DZHK (German Center for Cardiovascular Research Partner Site Berlin), Berlin, Germany.
Nat Rev Cardiol. 2023 Aug;20(8):517-530. doi: 10.1038/s41569-022-00828-0. Epub 2023 Jan 18.
Despite advances in therapeutics for heart failure and arrhythmias, a substantial proportion of patients with cardiomyopathy do not respond to interventions, indicating a need to identify novel modifiable myocardial pathobiology. Human genetic variation associated with severe forms of cardiomyopathy and arrhythmias has highlighted the crucial role of alternative splicing in myocardial health and disease, given that it determines which mature RNA transcripts drive the mechanical, structural, signalling and metabolic properties of the heart. In this Review, we discuss how the analysis of cardiac isoform expression has been facilitated by technical advances in multiomics and long-read and single-cell sequencing technologies. The resulting insights into the regulation of alternative splicing - including the identification of cardiac splice regulators as therapeutic targets and the development of a translational pipeline to evaluate splice modulators in human engineered heart tissue, animal models and clinical trials - provide a basis for improved diagnosis and therapy. Finally, we consider how the medical and scientific communities can benefit from facilitated acquisition and interpretation of splicing data towards improved clinical decision-making and patient care.

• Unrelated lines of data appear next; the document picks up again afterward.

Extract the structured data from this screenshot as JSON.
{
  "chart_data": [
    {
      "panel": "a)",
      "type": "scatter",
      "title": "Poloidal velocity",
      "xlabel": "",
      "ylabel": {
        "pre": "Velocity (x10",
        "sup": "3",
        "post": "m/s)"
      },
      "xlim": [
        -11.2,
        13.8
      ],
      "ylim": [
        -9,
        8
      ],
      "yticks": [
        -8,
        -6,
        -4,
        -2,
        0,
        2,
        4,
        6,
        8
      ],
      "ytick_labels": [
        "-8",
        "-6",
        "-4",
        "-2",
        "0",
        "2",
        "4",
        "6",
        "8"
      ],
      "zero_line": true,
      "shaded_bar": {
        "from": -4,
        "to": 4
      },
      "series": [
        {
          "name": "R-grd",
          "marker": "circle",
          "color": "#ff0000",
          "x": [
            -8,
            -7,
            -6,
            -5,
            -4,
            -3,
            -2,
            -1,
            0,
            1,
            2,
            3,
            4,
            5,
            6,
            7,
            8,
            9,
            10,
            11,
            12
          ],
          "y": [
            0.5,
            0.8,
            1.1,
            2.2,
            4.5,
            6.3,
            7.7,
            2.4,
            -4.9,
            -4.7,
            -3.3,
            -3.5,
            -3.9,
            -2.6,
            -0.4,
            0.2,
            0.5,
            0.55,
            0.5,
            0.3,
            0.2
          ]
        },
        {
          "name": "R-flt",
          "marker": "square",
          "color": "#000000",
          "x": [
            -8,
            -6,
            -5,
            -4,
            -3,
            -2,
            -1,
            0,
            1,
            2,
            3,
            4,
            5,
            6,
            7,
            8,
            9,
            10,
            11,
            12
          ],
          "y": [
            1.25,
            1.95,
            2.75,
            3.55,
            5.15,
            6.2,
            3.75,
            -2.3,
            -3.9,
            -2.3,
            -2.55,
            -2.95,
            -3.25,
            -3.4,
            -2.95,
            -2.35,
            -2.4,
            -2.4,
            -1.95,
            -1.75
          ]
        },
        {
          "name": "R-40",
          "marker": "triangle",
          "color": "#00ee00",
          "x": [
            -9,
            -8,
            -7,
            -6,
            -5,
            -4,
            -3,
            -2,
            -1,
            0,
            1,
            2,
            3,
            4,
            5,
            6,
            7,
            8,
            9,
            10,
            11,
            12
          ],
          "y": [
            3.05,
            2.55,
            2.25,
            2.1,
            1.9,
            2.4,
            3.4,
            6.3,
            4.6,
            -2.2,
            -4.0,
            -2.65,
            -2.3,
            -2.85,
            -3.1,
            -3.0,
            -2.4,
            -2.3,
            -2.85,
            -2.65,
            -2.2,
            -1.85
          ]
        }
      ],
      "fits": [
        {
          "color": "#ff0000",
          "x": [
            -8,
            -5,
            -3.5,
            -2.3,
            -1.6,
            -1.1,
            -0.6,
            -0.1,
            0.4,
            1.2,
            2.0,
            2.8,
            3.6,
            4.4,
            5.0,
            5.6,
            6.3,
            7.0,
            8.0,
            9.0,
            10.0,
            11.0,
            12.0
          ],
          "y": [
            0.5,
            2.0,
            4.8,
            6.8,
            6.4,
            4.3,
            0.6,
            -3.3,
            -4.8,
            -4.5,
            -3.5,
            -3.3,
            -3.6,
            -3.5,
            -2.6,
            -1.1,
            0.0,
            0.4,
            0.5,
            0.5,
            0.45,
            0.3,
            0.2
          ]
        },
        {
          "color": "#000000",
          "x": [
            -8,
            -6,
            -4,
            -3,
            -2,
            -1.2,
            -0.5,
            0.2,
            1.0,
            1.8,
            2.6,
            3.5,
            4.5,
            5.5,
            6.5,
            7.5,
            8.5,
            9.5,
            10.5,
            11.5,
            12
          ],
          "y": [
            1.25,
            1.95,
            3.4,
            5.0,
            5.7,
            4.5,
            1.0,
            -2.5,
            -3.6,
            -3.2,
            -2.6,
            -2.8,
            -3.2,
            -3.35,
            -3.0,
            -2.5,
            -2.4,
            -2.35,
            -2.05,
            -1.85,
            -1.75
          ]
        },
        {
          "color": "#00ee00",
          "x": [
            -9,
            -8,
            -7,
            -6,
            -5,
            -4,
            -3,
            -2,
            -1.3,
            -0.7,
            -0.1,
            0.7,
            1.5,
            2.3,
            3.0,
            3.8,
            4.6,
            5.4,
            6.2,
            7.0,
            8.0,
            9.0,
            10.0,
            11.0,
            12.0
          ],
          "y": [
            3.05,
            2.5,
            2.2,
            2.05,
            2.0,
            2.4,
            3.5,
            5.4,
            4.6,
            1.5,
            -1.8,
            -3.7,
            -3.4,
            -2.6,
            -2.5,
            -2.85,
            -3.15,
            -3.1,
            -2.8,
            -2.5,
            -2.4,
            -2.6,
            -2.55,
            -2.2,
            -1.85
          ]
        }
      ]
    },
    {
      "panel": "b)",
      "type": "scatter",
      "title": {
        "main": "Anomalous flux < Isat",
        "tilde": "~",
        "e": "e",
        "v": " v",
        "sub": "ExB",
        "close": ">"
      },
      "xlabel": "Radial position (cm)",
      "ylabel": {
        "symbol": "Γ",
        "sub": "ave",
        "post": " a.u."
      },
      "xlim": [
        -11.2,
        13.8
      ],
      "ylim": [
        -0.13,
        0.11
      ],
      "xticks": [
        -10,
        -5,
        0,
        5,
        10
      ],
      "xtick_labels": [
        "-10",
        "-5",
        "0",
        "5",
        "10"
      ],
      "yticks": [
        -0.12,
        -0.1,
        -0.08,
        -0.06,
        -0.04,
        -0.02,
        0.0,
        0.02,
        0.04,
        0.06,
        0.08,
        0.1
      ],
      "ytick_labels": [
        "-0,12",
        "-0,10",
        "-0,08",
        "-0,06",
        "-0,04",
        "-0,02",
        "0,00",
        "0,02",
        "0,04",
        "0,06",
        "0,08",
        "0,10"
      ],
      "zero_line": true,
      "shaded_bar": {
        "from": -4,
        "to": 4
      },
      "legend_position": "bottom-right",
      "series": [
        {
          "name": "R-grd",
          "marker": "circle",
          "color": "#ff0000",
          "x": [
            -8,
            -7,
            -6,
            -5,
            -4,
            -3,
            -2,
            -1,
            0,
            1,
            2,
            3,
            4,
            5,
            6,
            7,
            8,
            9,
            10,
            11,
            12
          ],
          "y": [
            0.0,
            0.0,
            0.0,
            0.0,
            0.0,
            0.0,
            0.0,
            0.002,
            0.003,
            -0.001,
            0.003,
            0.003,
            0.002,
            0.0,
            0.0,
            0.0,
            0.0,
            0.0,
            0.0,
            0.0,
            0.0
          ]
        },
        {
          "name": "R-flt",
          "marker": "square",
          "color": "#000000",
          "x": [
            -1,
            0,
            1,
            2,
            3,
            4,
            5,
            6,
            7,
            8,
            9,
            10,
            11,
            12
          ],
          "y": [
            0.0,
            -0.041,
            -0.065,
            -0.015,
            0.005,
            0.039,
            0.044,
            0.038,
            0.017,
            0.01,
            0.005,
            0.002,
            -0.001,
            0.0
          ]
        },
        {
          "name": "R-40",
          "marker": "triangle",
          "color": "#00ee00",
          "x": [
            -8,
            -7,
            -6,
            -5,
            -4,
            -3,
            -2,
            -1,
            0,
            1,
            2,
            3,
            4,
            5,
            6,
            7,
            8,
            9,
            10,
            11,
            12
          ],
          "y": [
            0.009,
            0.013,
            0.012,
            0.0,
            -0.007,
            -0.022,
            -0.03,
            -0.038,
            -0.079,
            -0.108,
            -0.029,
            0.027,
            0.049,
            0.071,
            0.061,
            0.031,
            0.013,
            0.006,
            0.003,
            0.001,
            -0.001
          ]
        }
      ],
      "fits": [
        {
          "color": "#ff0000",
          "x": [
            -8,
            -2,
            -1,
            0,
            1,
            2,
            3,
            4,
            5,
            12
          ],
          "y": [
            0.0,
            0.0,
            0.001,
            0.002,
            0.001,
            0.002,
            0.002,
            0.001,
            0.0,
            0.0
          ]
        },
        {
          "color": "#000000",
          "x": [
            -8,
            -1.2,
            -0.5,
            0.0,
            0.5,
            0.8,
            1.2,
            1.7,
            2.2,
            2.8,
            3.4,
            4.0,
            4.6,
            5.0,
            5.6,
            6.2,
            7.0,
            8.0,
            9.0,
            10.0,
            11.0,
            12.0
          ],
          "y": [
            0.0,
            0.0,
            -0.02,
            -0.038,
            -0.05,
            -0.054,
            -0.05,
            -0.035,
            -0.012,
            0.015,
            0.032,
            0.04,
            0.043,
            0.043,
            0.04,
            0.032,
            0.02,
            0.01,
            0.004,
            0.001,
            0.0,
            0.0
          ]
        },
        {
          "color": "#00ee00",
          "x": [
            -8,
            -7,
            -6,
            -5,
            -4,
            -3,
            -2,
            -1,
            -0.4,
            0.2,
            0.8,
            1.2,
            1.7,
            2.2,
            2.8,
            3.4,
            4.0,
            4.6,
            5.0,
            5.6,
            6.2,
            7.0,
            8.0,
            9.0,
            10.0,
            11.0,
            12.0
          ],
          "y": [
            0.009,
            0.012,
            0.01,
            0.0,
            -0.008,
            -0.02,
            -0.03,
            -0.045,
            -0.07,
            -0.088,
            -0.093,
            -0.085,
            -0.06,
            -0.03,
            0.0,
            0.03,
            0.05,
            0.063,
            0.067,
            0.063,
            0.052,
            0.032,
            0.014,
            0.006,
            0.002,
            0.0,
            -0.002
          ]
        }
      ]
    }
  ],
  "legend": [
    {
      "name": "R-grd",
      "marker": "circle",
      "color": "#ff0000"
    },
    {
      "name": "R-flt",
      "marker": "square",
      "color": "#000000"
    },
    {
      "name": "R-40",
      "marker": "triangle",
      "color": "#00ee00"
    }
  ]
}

尽管心力衰竭和心律失常的治疗方法取得了进展,但相当一部分心肌病患者对干预措施没有反应,这表明需要确定新的可改变的心肌病理生物学。与严重形式的心肌病和心律失常相关的人类遗传变异突出了可变剪接在心肌健康和疾病中的关键作用,因为它决定了哪些成熟的 RNA 转录本驱动心脏的机械、结构、信号和代谢特性。在这篇综述中,我们讨论了多组学和长读长及单细胞测序技术的进步如何促进了心脏亚型表达的分析。对可变剪接的调控的深入了解——包括鉴定心脏剪接调节剂作为治疗靶点,以及开发一种转化途径来评估人类工程心脏组织、动物模型和临床试验中的剪接调节剂——为改善诊断和治疗提供了基础。最后,我们考虑了医疗和科学界如何从促进剪接数据的获取和解释中受益,以改善临床决策和患者护理。